Our DVD player broke. To any other normal family this would be no big deal. For us, it was a fiasco. A three and a half hour trip that we dubbed "creepy Sunday."
I take most the responsibility for this mishap, only because I am the Jewiest person on Earth. Love me a sale, and HATE paying a lot of money for stuff. So, we go to Value Village in search of a DVD player. First Value Village (yes we went to more than one), no luck. Rick demands a remote. Of course he demands a remote. Because he likes to be as difficult as possible and weird about the weirdest stuff. That mixed with my extra Jewy behavior, makes most tasks that involve buying things virtually impossible.
So, on to the next place.
We pull up and notice this odd little "marketplace." Hey, we like marketplaces, so we enter. We must have entered a freak convention, a marketplace of the weirdest people and oddities on planet Earth. No problem, we are kinda weird, so we proceed. After about a half hour, a dance in a fur coat done by yours truly, I snap back to reality and say we got. to. go. NOW. I was over it, I was creeped out to the max and we are still sans DVD player.
Luckily, or so I thought, there were 2, count em, 2 thrift stores attached to this "marketplace." Coincidence, I think not. Now, because my creeped out o'meter was at its tipping point, we were in these stores for a grand total of 5 minutes before I called an end to our misery.
Still no DVD player.
So then we do what any red blooded Americans would do, we stop at Jack in the Box, get a fountain soda, and head to Walmart. Hell, if we can't find one at a thrift store, we sure as hell can find a cheap one at Walmart.
We reached a new dimension of creepy in the Walmart parking lot.
Joey was screaming, per usual. And we noticed he needed to be changed. By noticed, I don't mean we thought oh, its been awhile and he's cranky, he must need to be changed. No, that would be too easy. By noticed, I mean, we see his clothes are wet. Shit, we are shitty parents and let our kid sit in pee forever, no wonder he's so pissed. No problem, we're prepared.
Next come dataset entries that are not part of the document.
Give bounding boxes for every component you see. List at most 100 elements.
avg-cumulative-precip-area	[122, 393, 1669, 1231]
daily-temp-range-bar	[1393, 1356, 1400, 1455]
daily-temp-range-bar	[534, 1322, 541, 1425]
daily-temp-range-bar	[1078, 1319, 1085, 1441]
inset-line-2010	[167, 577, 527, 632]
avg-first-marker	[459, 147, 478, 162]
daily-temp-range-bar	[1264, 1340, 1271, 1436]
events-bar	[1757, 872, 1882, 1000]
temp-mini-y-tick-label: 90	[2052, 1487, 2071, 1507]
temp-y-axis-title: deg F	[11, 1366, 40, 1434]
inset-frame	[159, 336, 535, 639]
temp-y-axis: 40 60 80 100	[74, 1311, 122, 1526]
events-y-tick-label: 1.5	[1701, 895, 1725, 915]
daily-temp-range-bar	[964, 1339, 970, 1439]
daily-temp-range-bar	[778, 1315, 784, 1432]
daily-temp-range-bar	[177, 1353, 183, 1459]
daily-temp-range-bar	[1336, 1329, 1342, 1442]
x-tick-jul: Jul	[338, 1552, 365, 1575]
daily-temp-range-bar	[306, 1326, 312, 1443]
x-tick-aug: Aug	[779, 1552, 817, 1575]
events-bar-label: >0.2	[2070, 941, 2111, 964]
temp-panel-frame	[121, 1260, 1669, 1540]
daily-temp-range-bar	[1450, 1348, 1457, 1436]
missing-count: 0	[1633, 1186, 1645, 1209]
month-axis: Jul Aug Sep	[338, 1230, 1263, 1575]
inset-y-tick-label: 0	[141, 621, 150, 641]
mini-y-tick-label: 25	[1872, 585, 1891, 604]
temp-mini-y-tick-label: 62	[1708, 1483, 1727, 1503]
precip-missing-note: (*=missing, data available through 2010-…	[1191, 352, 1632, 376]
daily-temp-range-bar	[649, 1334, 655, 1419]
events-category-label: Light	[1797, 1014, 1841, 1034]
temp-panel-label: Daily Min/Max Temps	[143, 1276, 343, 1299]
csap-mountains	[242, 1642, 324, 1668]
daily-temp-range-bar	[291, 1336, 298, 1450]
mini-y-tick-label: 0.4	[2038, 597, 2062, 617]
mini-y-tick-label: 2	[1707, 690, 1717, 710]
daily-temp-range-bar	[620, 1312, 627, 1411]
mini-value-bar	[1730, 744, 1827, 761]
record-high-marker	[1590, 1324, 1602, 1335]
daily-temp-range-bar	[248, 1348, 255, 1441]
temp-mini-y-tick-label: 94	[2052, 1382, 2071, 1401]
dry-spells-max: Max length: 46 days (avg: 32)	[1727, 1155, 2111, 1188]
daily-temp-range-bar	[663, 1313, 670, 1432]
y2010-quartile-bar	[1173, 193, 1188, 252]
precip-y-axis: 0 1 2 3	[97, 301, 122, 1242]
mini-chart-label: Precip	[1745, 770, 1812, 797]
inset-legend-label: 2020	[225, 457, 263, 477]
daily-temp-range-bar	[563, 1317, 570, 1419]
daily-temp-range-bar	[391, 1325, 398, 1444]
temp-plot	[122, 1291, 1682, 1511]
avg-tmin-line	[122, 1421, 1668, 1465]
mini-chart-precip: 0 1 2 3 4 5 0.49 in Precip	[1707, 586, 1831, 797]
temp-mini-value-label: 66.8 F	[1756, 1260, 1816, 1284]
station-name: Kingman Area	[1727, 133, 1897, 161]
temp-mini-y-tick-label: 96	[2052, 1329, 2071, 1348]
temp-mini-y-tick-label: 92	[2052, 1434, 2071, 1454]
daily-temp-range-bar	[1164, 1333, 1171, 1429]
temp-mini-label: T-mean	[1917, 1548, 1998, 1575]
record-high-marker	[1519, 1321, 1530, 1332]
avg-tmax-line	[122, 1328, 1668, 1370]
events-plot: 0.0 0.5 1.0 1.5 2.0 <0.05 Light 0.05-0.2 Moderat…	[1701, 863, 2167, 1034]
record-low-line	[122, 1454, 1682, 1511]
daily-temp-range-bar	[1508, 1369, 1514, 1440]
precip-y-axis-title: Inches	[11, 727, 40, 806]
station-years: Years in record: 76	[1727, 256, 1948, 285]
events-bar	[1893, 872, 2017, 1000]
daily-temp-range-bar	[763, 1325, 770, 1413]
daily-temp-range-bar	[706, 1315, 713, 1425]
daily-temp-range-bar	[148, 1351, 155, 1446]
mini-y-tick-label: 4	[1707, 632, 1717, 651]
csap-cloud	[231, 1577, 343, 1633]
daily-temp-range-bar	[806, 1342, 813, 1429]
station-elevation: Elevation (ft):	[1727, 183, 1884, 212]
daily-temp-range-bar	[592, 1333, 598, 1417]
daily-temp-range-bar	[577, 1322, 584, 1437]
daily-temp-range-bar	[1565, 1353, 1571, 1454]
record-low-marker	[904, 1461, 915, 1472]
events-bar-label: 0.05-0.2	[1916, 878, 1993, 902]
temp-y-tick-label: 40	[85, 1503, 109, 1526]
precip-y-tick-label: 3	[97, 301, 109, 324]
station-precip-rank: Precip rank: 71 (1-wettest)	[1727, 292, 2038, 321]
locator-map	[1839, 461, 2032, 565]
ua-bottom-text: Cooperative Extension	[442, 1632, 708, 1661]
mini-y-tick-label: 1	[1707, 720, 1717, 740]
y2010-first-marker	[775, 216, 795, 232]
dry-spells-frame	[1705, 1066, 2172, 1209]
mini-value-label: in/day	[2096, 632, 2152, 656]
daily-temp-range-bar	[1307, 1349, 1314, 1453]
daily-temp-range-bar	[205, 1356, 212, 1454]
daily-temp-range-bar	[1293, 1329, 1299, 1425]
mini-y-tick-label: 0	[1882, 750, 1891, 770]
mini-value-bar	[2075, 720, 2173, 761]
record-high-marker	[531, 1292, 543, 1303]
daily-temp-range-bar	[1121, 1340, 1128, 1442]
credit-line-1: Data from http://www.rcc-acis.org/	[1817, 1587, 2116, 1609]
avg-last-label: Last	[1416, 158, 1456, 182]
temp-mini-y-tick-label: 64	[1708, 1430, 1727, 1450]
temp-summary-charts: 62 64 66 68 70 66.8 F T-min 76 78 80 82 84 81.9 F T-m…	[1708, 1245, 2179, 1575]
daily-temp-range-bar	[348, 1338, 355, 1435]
So we take Joey's clothes off and realize we ARE the shittiest parents in the world because our kid wasn't sitting in pee, he was sitting in poop. The wetness on his clothes was from poop juice.
Again, we're calm, we're collected, we got this. So, we lay him in the back seat, get his clothes off and start wiping him down. THEN my douchey kid, looks at me and smiles and starts pissing all over the backseat. Of course. Somehow finding the hilarity in all this I start uncontrollably laughing, all while holding my hand over Joeys junk to catch the pee. Then it happens...I piss myself. Not kidding. My pee hole just gave out and I pissed.
Thankfully Ricks pee hole is in good working condition, and he finishes cleaning Joey up while I work on cleaning myself up. At this point I am still semi wet, Joey is all smiles and Rick can't believe the turn of events. Trying to make me feel better Rick comments that half the people in Walmart have probably pissed themselves at least once today so its no big deal, and we enter the store.
We finally got our DVD player. 3 hours, lots of pee/poop and a million laughs later.
We also ended up with a ton of books for Joey, and some sweet shades....
On our way home Rick said he understands now why we never leave the house. "Creepy Sunday," was successful, and now we never have to go anywhere ever again. Thank God.